Blue und Nelson Mandela

Blue war ein freundlicher, kluger, eigenwilliger Ziegenbock, der in einem Pferdestall lebte. Er verbrachte seine Tage damit, frei im Stall und auf den Weiden herumzuspazieren oder im Weg zu stehen. Auf dem Hof lebte auch eine riesige Dogge namens Heidi. Sie war freundlich, neugierig und sich ihrer Größe und Kraft unbewusst. Heidi mochte Blue. Blue mochte Heidi nicht.

Der Pferdestall war ziemlich lang und die Stallgasse, also der Weg an dem links und rechts die Pferdeboxen aufgereiht sind, konnte noch einmal mit einem simplen Tor verschlossen werden. Meist stand das Tor offen. Da Pferde aus dem hinteren Stallbereich auf die Weiden gebracht wurden, war das Tor diesmal geschlossen.

Blue und ich waren im vorderen Bereich des Stalles. Ich mistete Pferdeboxen aus. Blue schaute zu und kommentierte. Mit einem Mal rumste es. Die Pferde schreckten auf. Heidi war mit einem riesigen Satz in den Stall gesprungen, über die untere Hälfte der Stalltür. Blue sieht Heidi und rast los. Die Stallgasse hinunter. Auf das verschlossene Tor zu. Heidi begeistert bellend hinterher. Ich bin zu weit weg und warte ab, was passiert. Währenddessen überlege ich, welche Optionen Blue hat.

Über das Tor kann er nicht springen. Dafür ist er zu klein. Er könnte sich vielleicht zwischen den Gitterstangen durchquetschen, aber nicht in der Geschwindigkeit mit der er auf das Tor zurennt. Unter dem Tor sind vielleicht 20 cm Platz. Nie und nimmer passt er da durch. Dafür ist er zu groß. Inzwischen ist Blue kurz vor dem Tor ohne die Geschwindigkeit zu drosseln. Heidi direkt hinter ihm. Was hat dieses Tier vor? Sieht er das Tor vielleicht nicht? … Er hat es gesehen. Und er hat etwas gemacht, woran ich weder gedacht habe, noch es für möglich gehalten hätte, wenn ich daran gedacht hätte.

Blue lässt sich im vollem Lauf auf den Bauch plumpsen. Vorderbeine nach vorn ausgestreckt. Hinterbeine nach hinten. Ich wußte nicht einmal, dass der Körperbau von Ziegen so eine Bewegung zulässt. Und so rutscht er unter dem Tor durch. Hals und Kopf lang zwischen den Vorderbeinen ausgestreckt.

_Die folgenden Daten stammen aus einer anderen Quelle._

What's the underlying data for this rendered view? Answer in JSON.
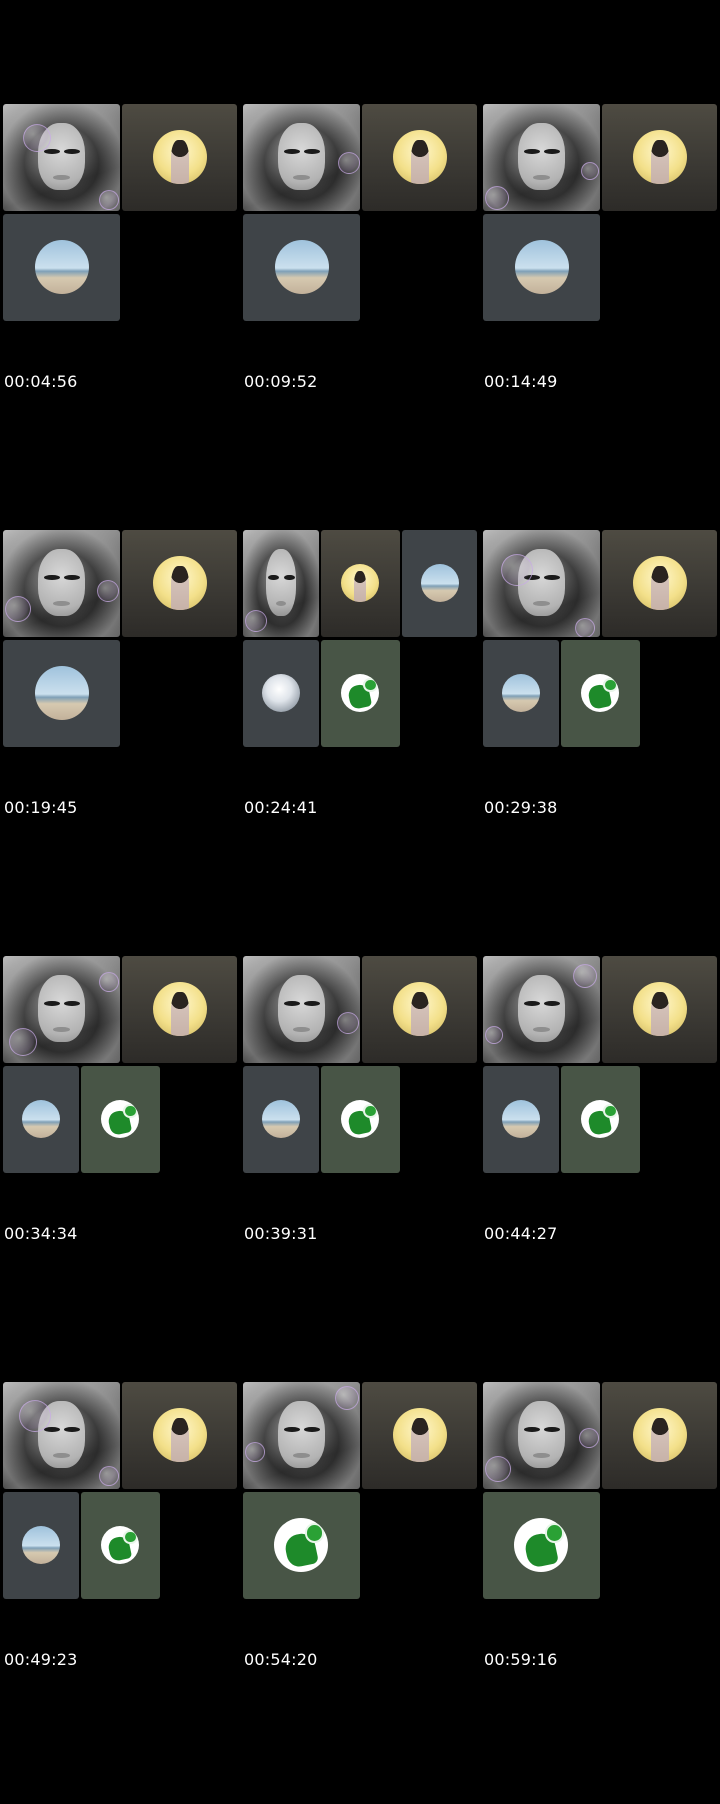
{
  "frames": [
    {
      "timestamp": "00:04:56"
    },
    {
      "timestamp": "00:09:52"
    },
    {
      "timestamp": "00:14:49"
    },
    {
      "timestamp": "00:19:45"
    },
    {
      "timestamp": "00:24:41"
    },
    {
      "timestamp": "00:29:38"
    },
    {
      "timestamp": "00:34:34"
    },
    {
      "timestamp": "00:39:31"
    },
    {
      "timestamp": "00:44:27"
    },
    {
      "timestamp": "00:49:23"
    },
    {
      "timestamp": "00:54:20"
    },
    {
      "timestamp": "00:59:16"
    }
  ],
  "colors": {
    "background": "#000000",
    "timestamp_text": "#ffffff"
  }
}
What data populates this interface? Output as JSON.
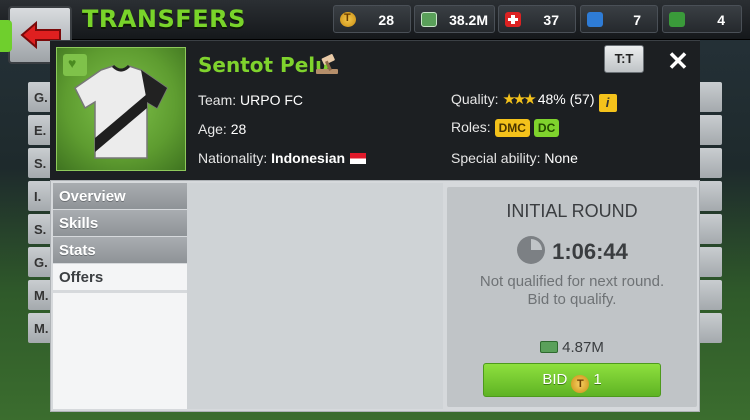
{
  "header": {
    "title": "TRANSFERS",
    "stats": [
      {
        "icon": "token-icon",
        "value": "28"
      },
      {
        "icon": "money-icon",
        "value": "38.2M"
      },
      {
        "icon": "flag-icon",
        "value": "37"
      },
      {
        "icon": "energy-icon",
        "value": "7"
      },
      {
        "icon": "scout-icon",
        "value": "4"
      }
    ]
  },
  "background_list": [
    "G.",
    "E.",
    "S.",
    "I.",
    "S.",
    "G.",
    "M.",
    "M."
  ],
  "player": {
    "name": "Sentot Pelu",
    "team_label": "Team:",
    "team": "URPO FC",
    "age_label": "Age:",
    "age": "28",
    "nationality_label": "Nationality:",
    "nationality": "Indonesian",
    "quality_label": "Quality:",
    "quality": "48% (57)",
    "quality_stars": "★★★",
    "roles_label": "Roles:",
    "roles": [
      "DMC",
      "DC"
    ],
    "special_label": "Special ability:",
    "special": "None"
  },
  "buttons": {
    "compare": "T:T",
    "close": "✕"
  },
  "tabs": [
    "Overview",
    "Skills",
    "Stats",
    "Offers"
  ],
  "auction": {
    "round": "INITIAL ROUND",
    "timer": "1:06:44",
    "note": "Not qualified for next round. Bid to qualify.",
    "price": "4.87M",
    "bid_label": "BID",
    "bid_cost": "1",
    "token_glyph": "T"
  },
  "colors": {
    "accent_green": "#7fd32d",
    "gold": "#f4c21b"
  }
}
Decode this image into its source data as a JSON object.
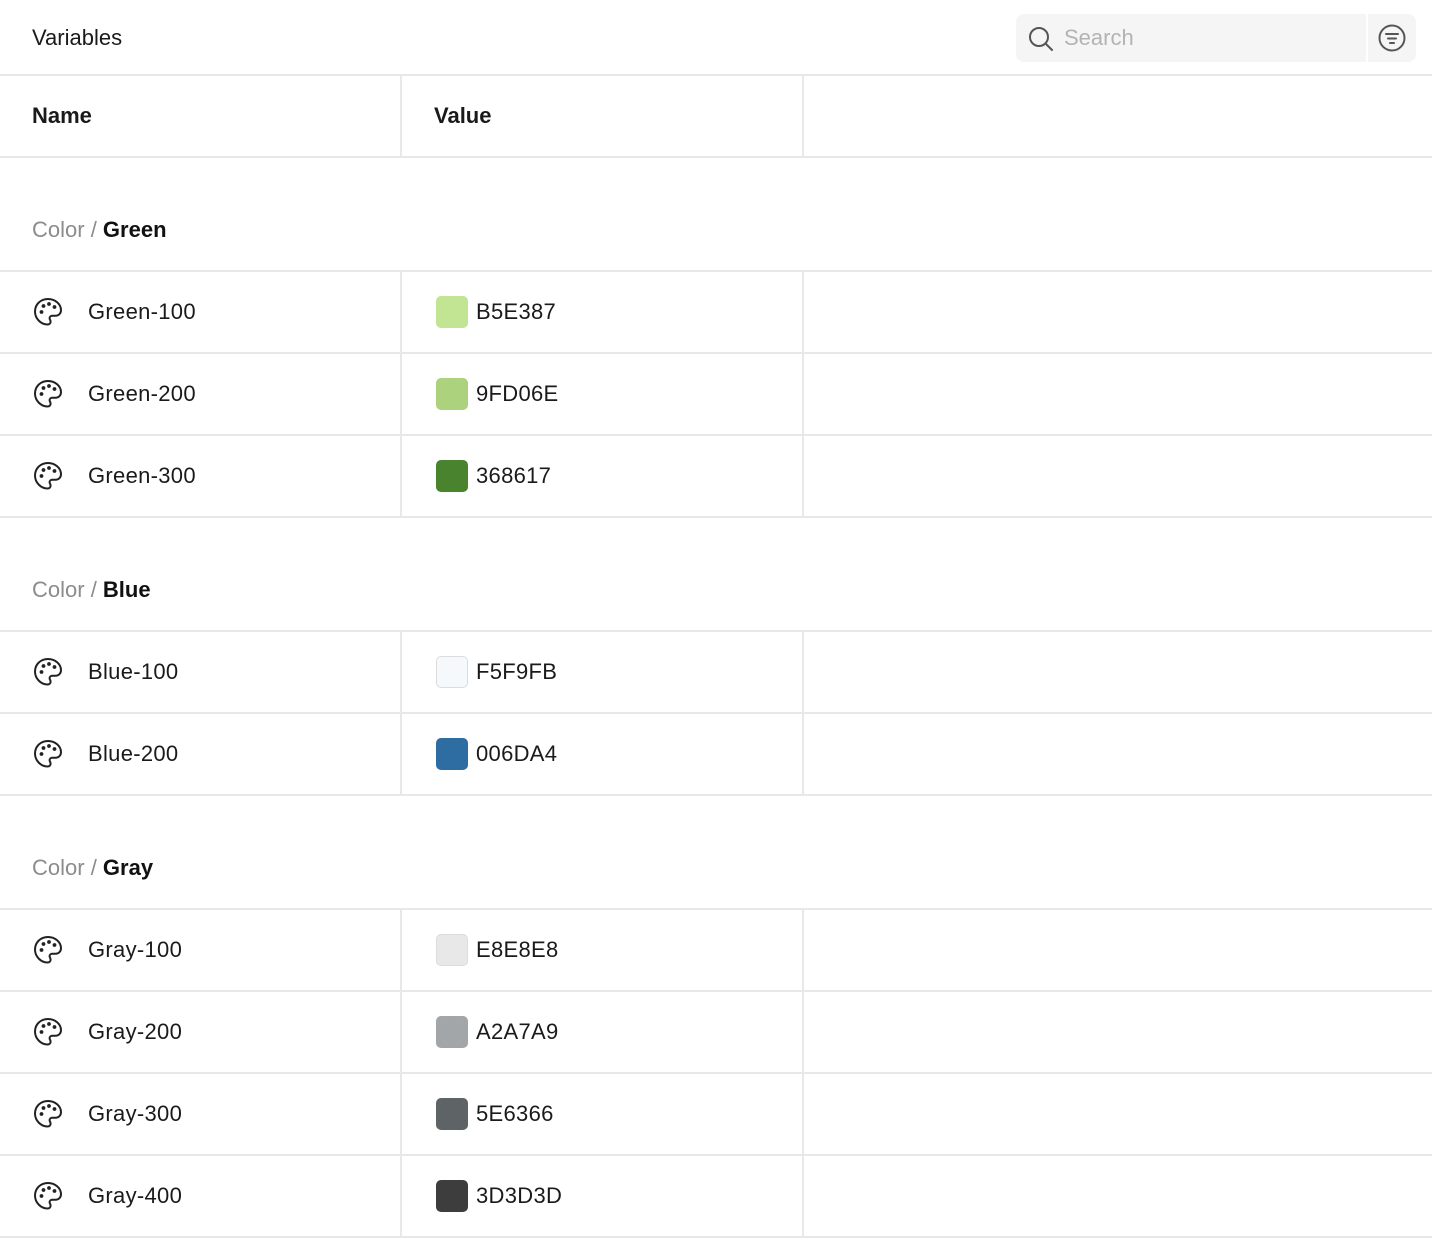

Den Kopf im perfekten Winkel, so dass die Hörner nicht hängen bleiben. Springt auf der anderen Seite aus dem Rutschen auf die Beine und verschwindet meckernd durch die Hintertür auf die Weiden.

Wir stehen alle staunend da. Inklusive Heidi, der entfallen zu sein scheint, dass sie das Tor einfach überspringen könnte. Vielleicht sind aber auch die Rufe ihrer Chefin inzwischen zu ihr durchgedrungen. Auf jeden Fall trottet sie zu uns zurück. Und wir Menschen fragen uns gegenseitig, ob die anderen auch gesehen haben, dass der Ziegenbock gerade auf dem Bauch unter dem Tor durchgeschlittert ist. Und wie unglaublich das ist. Und dass wir das für unmöglich gehalten haben.

Und was hat das jetzt alles mit Nelson Mandela zu tun? Blue und Mandela sind sich nie begegnet. Vielleicht hat Blue im Stallradio von Mandela gehört. Wer weiß. Aber Blue hat ein Beispiel geschaffen, für etwas, dass Nelson Mandela gesagt hat, nämlich:

„Es erscheint immer unmöglich, bis es vollbracht ist.“

Was für sich selbst betrachtet, auch schon wieder unmöglich scheinen würde. Was so ein Ziegenbock so alles kann. Was wir wohl alles können, wenn wir uns denn trauen würden? Wenn wir denn an uns glauben würden? Wenn wir mutiger wären?